A companhia, dona de marcas como Dove e Hellmann’s, atravessa um momento estratégico após a cisão da divisão de sorvetes Magnum, concluída em dezembro. Desde março de 2025, sob o comando do CEO Fernando Fernandez, a empresa vem reforçando o foco em cuidados pessoais, beleza e bem-estar — categorias que já representam mais da metade da receita global.
No quarto trimestre, o crescimento orgânico das vendas foi de 4,2%, acima da expectativa de 3,9%. Países emergentes como Índia, Indonésia e China seguiram impulsionando os resultados.

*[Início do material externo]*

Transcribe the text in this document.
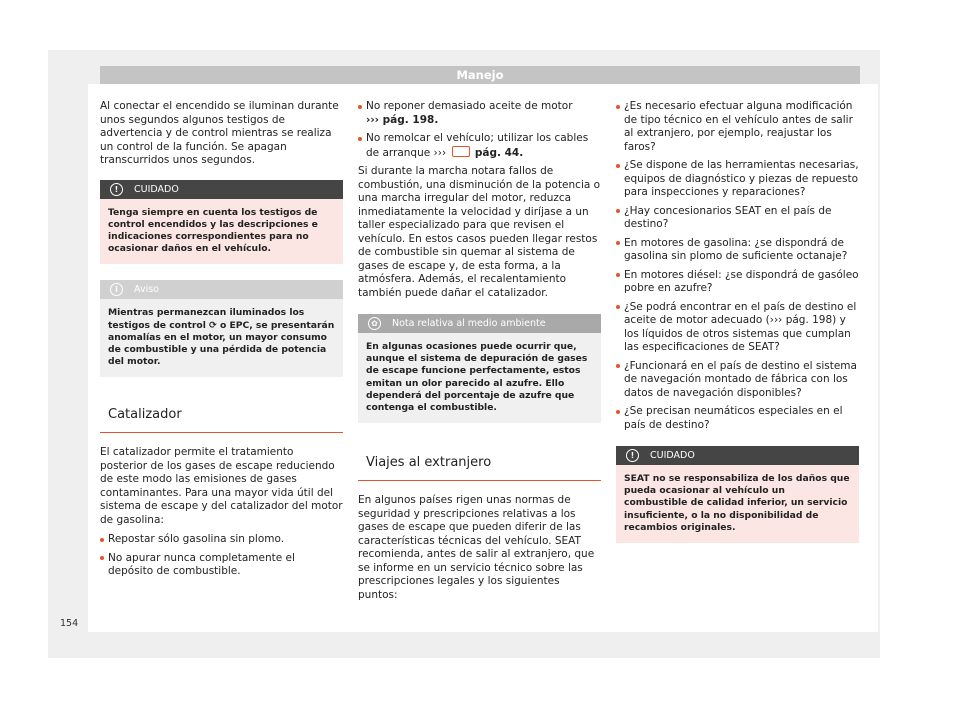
Manejo

Al conectar el encendido se iluminan durante unos segundos algunos testigos de advertencia y de control mientras se realiza un control de la función. Se apagan transcurridos unos segundos.

!	CUIDADO
Tenga siempre en cuenta los testigos de control encendidos y las descripciones e indicaciones correspondientes para no ocasionar daños en el vehículo.
i	Aviso
Mientras permanezcan iluminados los testigos de control ⟳ o EPC, se presentarán anomalías en el motor, un mayor consumo de combustible y una pérdida de potencia del motor.
Catalizador

El catalizador permite el tratamiento posterior de los gases de escape reduciendo de este modo las emisiones de gases contaminantes. Para una mayor vida útil del sistema de escape y del catalizador del motor de gasolina:

Repostar sólo gasolina sin plomo.

No apurar nunca completamente el depósito de combustible.

No reponer demasiado aceite de motor
››› pág. 198.

No remolcar el vehículo; utilizar los cables de arranque ›››	pág. 44.

Si durante la marcha notara fallos de combustión, una disminución de la potencia o una marcha irregular del motor, reduzca inmediatamente la velocidad y diríjase a un taller especializado para que revisen el vehículo. En estos casos pueden llegar restos de combustible sin quemar al sistema de gases de escape y, de esta forma, a la atmósfera. Además, el recalentamiento también puede dañar el catalizador.

✿	Nota relativa al medio ambiente
En algunas ocasiones puede ocurrir que, aunque el sistema de depuración de gases de escape funcione perfectamente, estos emitan un olor parecido al azufre. Ello dependerá del porcentaje de azufre que contenga el combustible.
Viajes al extranjero

En algunos países rigen unas normas de seguridad y prescripciones relativas a los gases de escape que pueden diferir de las características técnicas del vehículo. SEAT recomienda, antes de salir al extranjero, que se informe en un servicio técnico sobre las prescripciones legales y los siguientes puntos:

¿Es necesario efectuar alguna modificación de tipo técnico en el vehículo antes de salir al extranjero, por ejemplo, reajustar los faros?

¿Se dispone de las herramientas necesarias, equipos de diagnóstico y piezas de repuesto para inspecciones y reparaciones?

¿Hay concesionarios SEAT en el país de destino?

En motores de gasolina: ¿se dispondrá de gasolina sin plomo de suficiente octanaje?

En motores diésel: ¿se dispondrá de gasóleo pobre en azufre?

¿Se podrá encontrar en el país de destino el aceite de motor adecuado (››› pág. 198) y los líquidos de otros sistemas que cumplan las especificaciones de SEAT?

¿Funcionará en el país de destino el sistema de navegación montado de fábrica con los datos de navegación disponibles?

¿Se precisan neumáticos especiales en el país de destino?

!	CUIDADO
SEAT no se responsabiliza de los daños que pueda ocasionar al vehículo un combustible de calidad inferior, un servicio insuficiente, o la no disponibilidad de recambios originales.
154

Ainda assim, há dúvidas sobre até que ponto esses mercados conseguirão compensar uma eventual desaceleração prolongada nas economias desenvolvidas.
Na América do Norte, o avanço das vendas caiu para 2,8% no período, embora a empresa afirme ter ganhado participação de mercado. Na Europa, o crescimento foi praticamente estável, em 0,1%. Ambas as regiões registraram desempenho inferior ao observado no terceiro trimestre.
A Unilever também informou que espera uma melhora modesta sobre a margem operacional de 20% registrada em 2025 e anunciou um novo programa de recompra de ações no valor de 1,5 bilhão de euros.
O lucro operacional anual subjacente recuou 1,1%, totalizando 10,1 bilhões de euros, em linha com as estimativas de mercado. As ações da companhia chegaram a cair 1% no início do pregão após a divulgação dos resultados.
Para o foodservice, os números reforçam um movimento que já vem sendo observado globalmente: enquanto mercados maduros mostram sinais de arrefecimento, países emergentes seguem como motores relevantes de crescimento — ainda que com capacidade limitada de compensar totalmente a desaceleração no eixo EUA-Europa.